Judson’s life has already touched so many and I know my life has never been the same because of him. I’m always praying for you all!!
Lot of love,
Sandy
Christina~You are so loved by so many.You are a BLESSING to us. All we can say is….we love you!!!!
Love and hugs~
Jean and Gary
Christina..
I just look at this picture and tears stream down my face.You are such a loving and caring momma..God Bless you all.
Christina–Just continue to follow your heart and God’s leading. Your family is an inspiration to so many and we have come to love all of you through your writing. Wishing you a Blessed Easter!
Christina,
Just by looking at this picture tears began to stream down my face and I could feel the strength of love even in my own heart. As you look,you can tell how much Judson and his mommy loved each other.
Judson looks comfortable knowing he had the protection and love he was looking for right there in your arms,as you at the same time was feeling the love you shared with your son by giving him the protection only a mother could give to her child.
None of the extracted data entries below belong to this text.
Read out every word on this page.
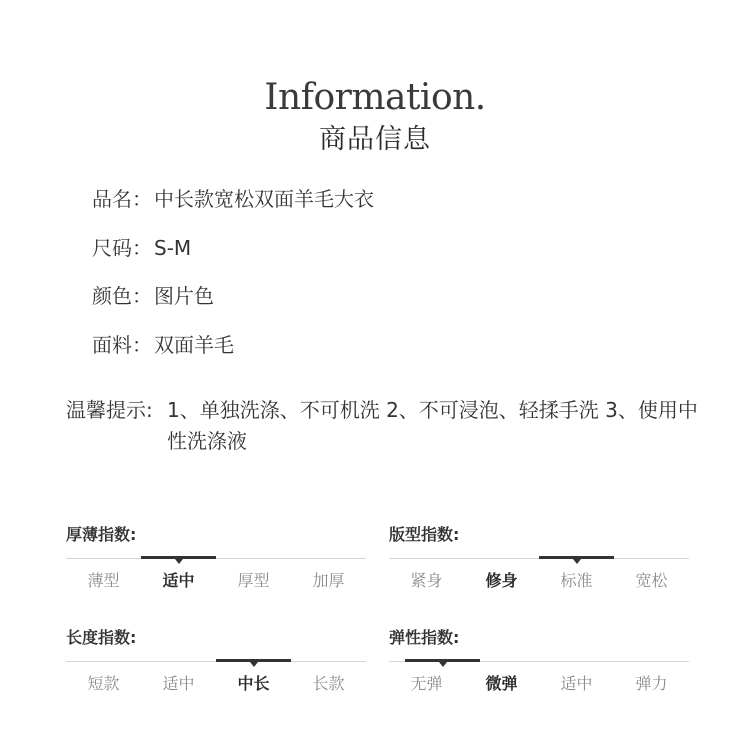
Information.
商品信息
品名： 中长款宽松双面羊毛大衣
尺码： S-M
颜色： 图片色
面料： 双面羊毛
温馨提示: 1、单独洗涤、不可机洗 2、不可浸泡、轻揉手洗 3、使用中性洗涤液
厚薄指数:
薄型	适中	厚型	加厚
版型指数:
紧身	修身	标准	宽松
长度指数:
短款	适中	中长	长款
弹性指数:
无弹	微弹	适中	弹力
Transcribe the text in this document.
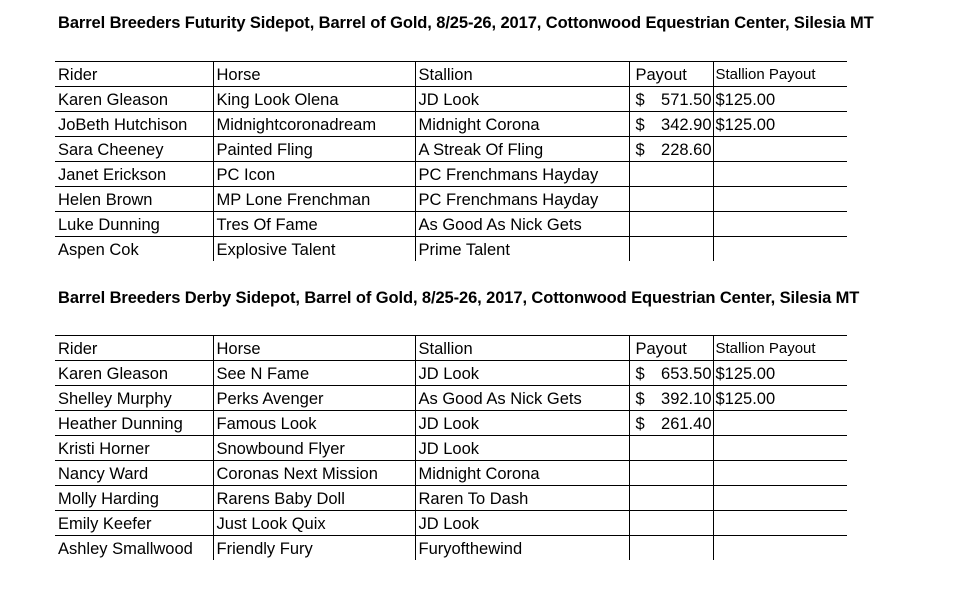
Barrel Breeders Futurity Sidepot, Barrel of Gold, 8/25-26, 2017, Cottonwood Equestrian Center, Silesia MT
Rider	Horse	Stallion	Payout	Stallion Payout
Karen Gleason	King Look Olena	JD Look	$ 571.50	$125.00
JoBeth Hutchison	Midnightcoronadream	Midnight Corona	$ 342.90	$125.00
Sara Cheeney	Painted Fling	A Streak Of Fling	$ 228.60	
Janet Erickson	PC Icon	PC Frenchmans Hayday		
Helen Brown	MP Lone Frenchman	PC Frenchmans Hayday		
Luke Dunning	Tres Of Fame	As Good As Nick Gets		
Aspen Cok	Explosive Talent	Prime Talent		
Barrel Breeders Derby Sidepot, Barrel of Gold, 8/25-26, 2017, Cottonwood Equestrian Center, Silesia MT
Rider	Horse	Stallion	Payout	Stallion Payout
Karen Gleason	See N Fame	JD Look	$ 653.50	$125.00
Shelley Murphy	Perks Avenger	As Good As Nick Gets	$ 392.10	$125.00
Heather Dunning	Famous Look	JD Look	$ 261.40	
Kristi Horner	Snowbound Flyer	JD Look		
Nancy Ward	Coronas Next Mission	Midnight Corona		
Molly Harding	Rarens Baby Doll	Raren To Dash		
Emily Keefer	Just Look Quix	JD Look		
Ashley Smallwood	Friendly Fury	Furyofthewind		
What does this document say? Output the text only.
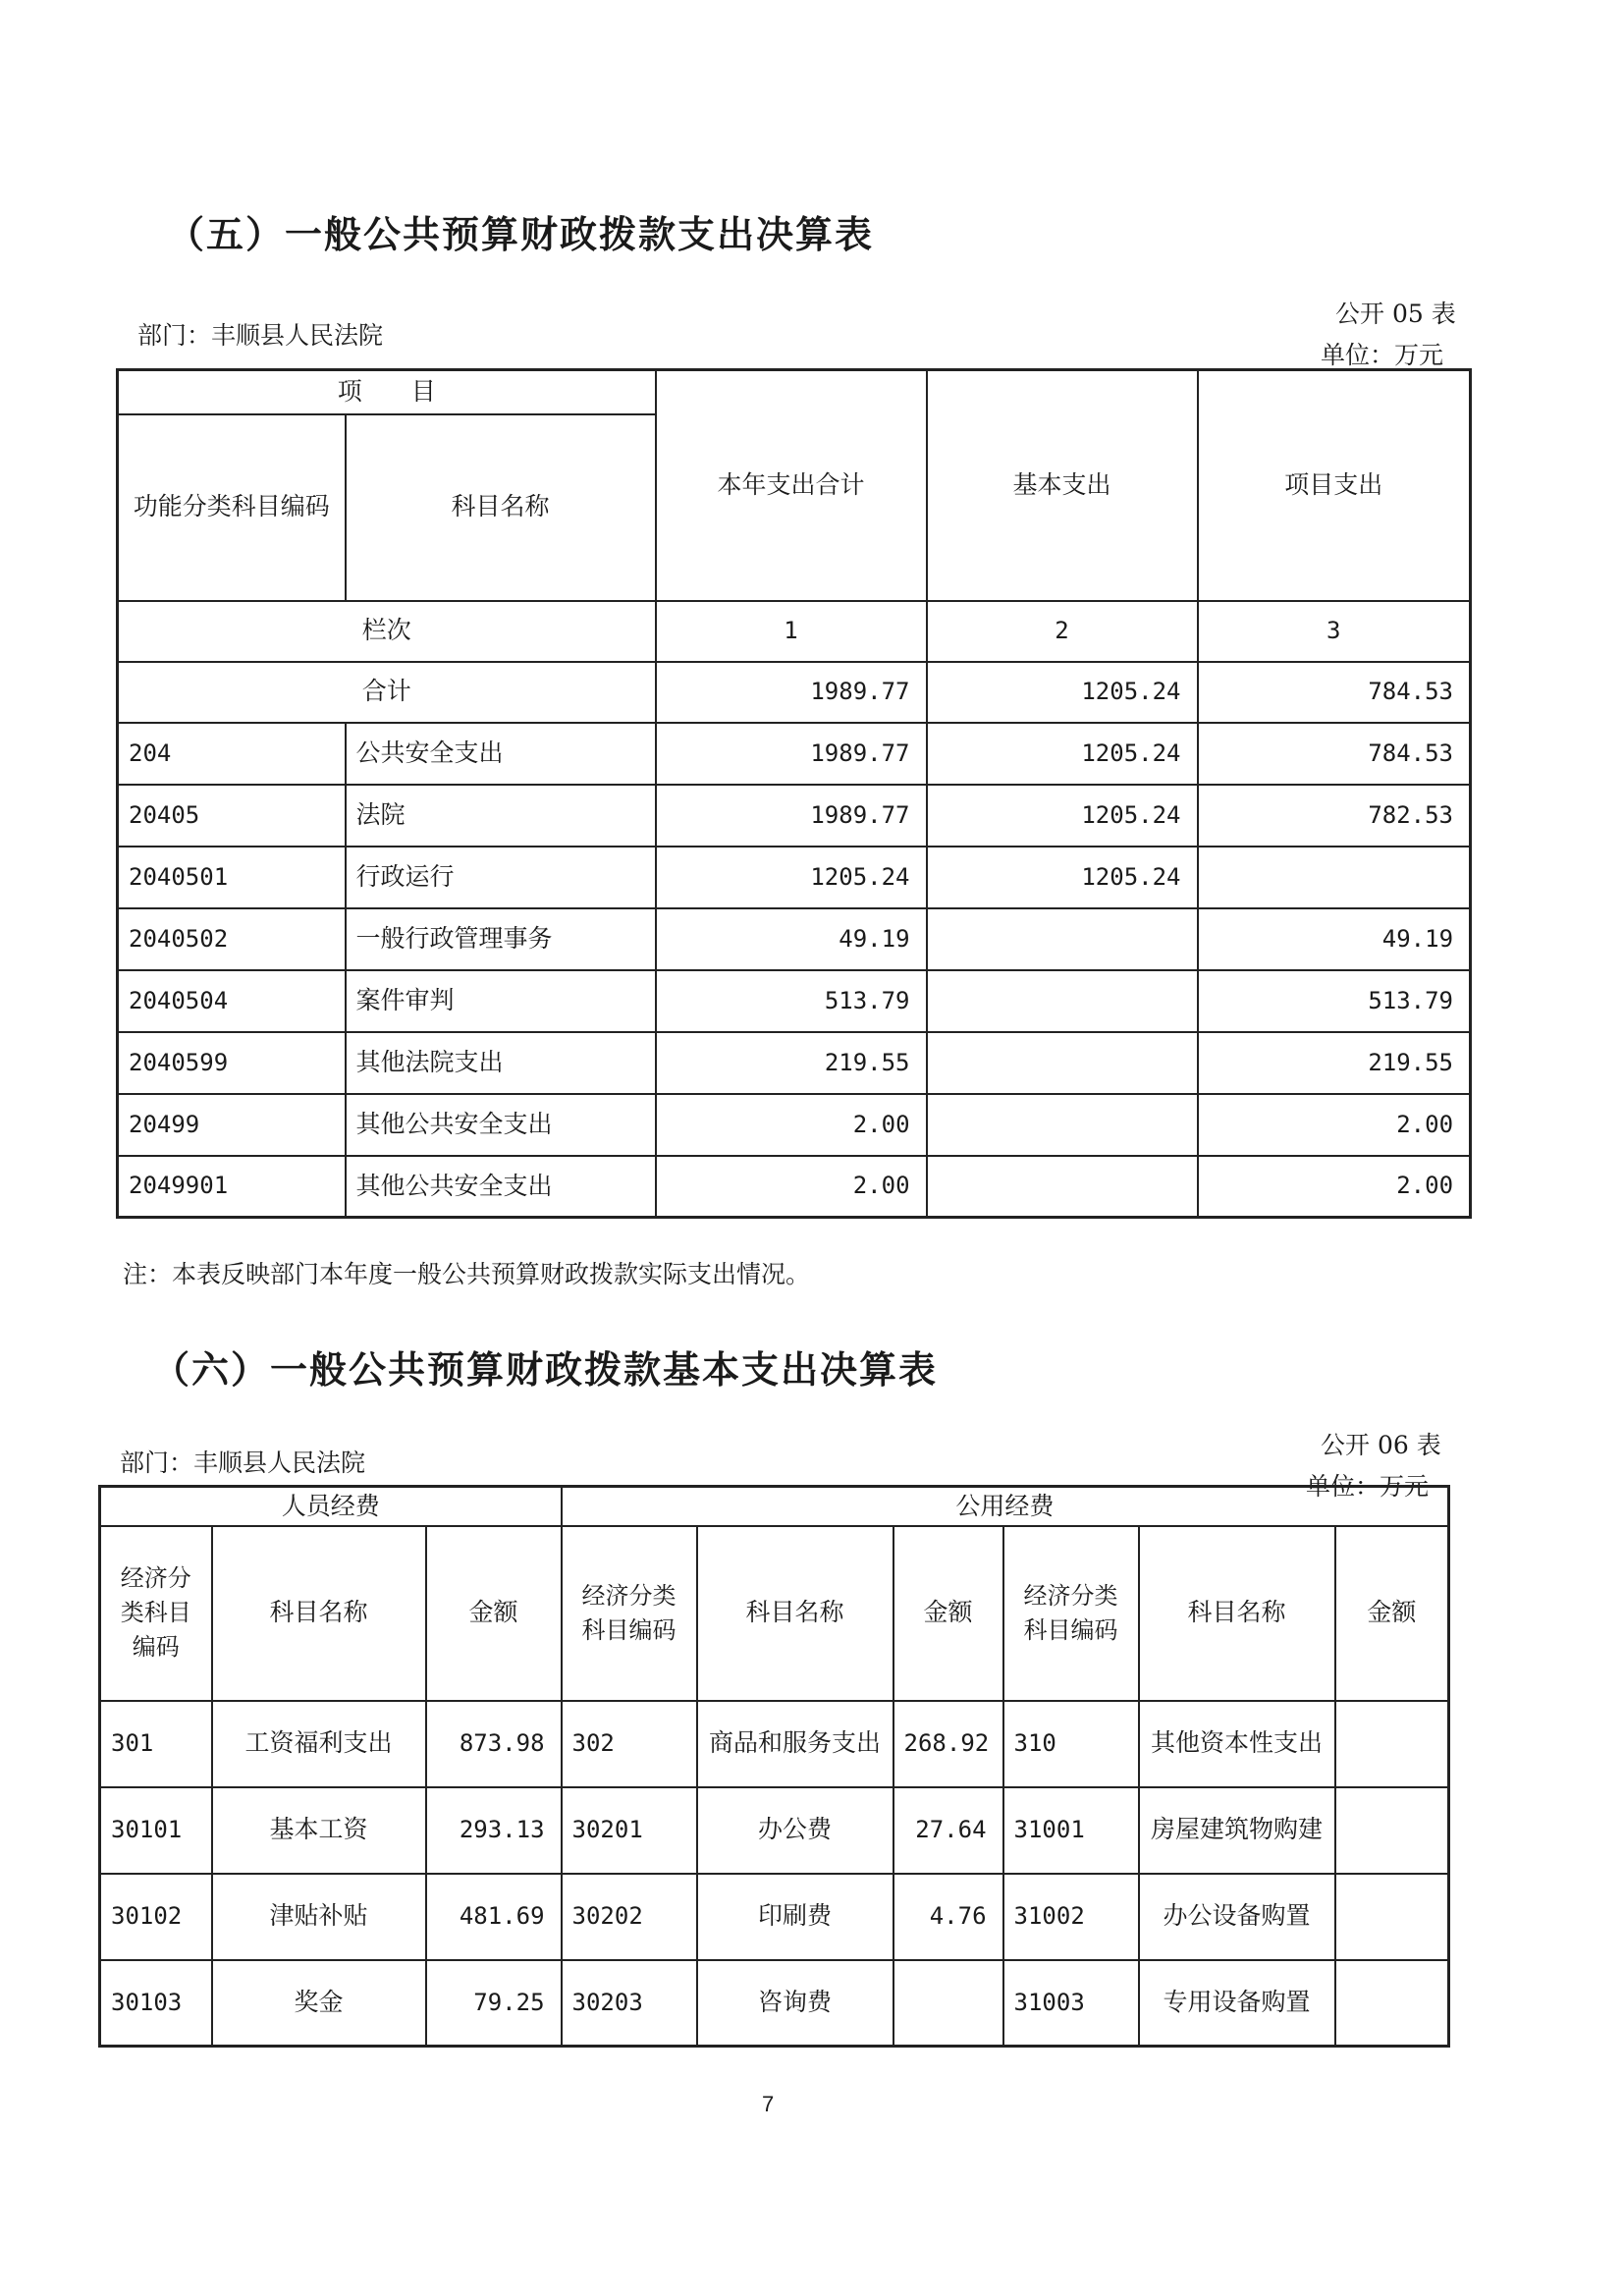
（五）一般公共预算财政拨款支出决算表
部门：丰顺县人民法院
公开 05 表
单位：万元
项　　目		本年支出合计	基本支出	项目支出
功能分类科目编码	科目名称			
栏次		1	2	3
合计		1989.77	1205.24	784.53
204	公共安全支出	1989.77	1205.24	784.53
20405	法院	1989.77	1205.24	782.53
2040501	行政运行	1205.24	1205.24	
2040502	一般行政管理事务	49.19		49.19
2040504	案件审判	513.79		513.79
2040599	其他法院支出	219.55		219.55
20499	其他公共安全支出	2.00		2.00
2049901	其他公共安全支出	2.00		2.00
注：本表反映部门本年度一般公共预算财政拨款实际支出情况。
（六）一般公共预算财政拨款基本支出决算表
部门：丰顺县人民法院
公开 06 表
单位：万元
人员经费			公用经费					
经济分类科目编码	科目名称	金额	经济分类科目编码	科目名称	金额	经济分类科目编码	科目名称	金额
301	工资福利支出	873.98	302	商品和服务支出	268.92	310	其他资本性支出	
30101	基本工资	293.13	30201	办公费	27.64	31001	房屋建筑物购建	
30102	津贴补贴	481.69	30202	印刷费	4.76	31002	办公设备购置	
30103	奖金	79.25	30203	咨询费		31003	专用设备购置	
7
I am so sorry about people’s criticism toward you and your family. We who know you and your family have witnessed the profound sorrow and strength you exhibited the entire time. I was so moved by your book Christina. You are a very talented writer. I wrote to Oprah about your book because I think your message is so inspiring. I keep Jud’s picture on my dresser at home and I love to look at his little smiley face and think of him.
We love you both and will be praying this week!!
I totally agree with you, Christina… mixed emotions about Juddy reaching out many more hearts and the possibility of criticism and negative comments about your faith and your son’s medical treatments. But as you have said… the Lord has placed you right here and wanted the book to be a reality… He knows why he does things this way… Judson IS such a blessed boy that have to be known everywhere! People will surely love Jud instantly as well as his family!!!
About the picture, I can only say it shows LOVE, the most genuine love between a mother and a son.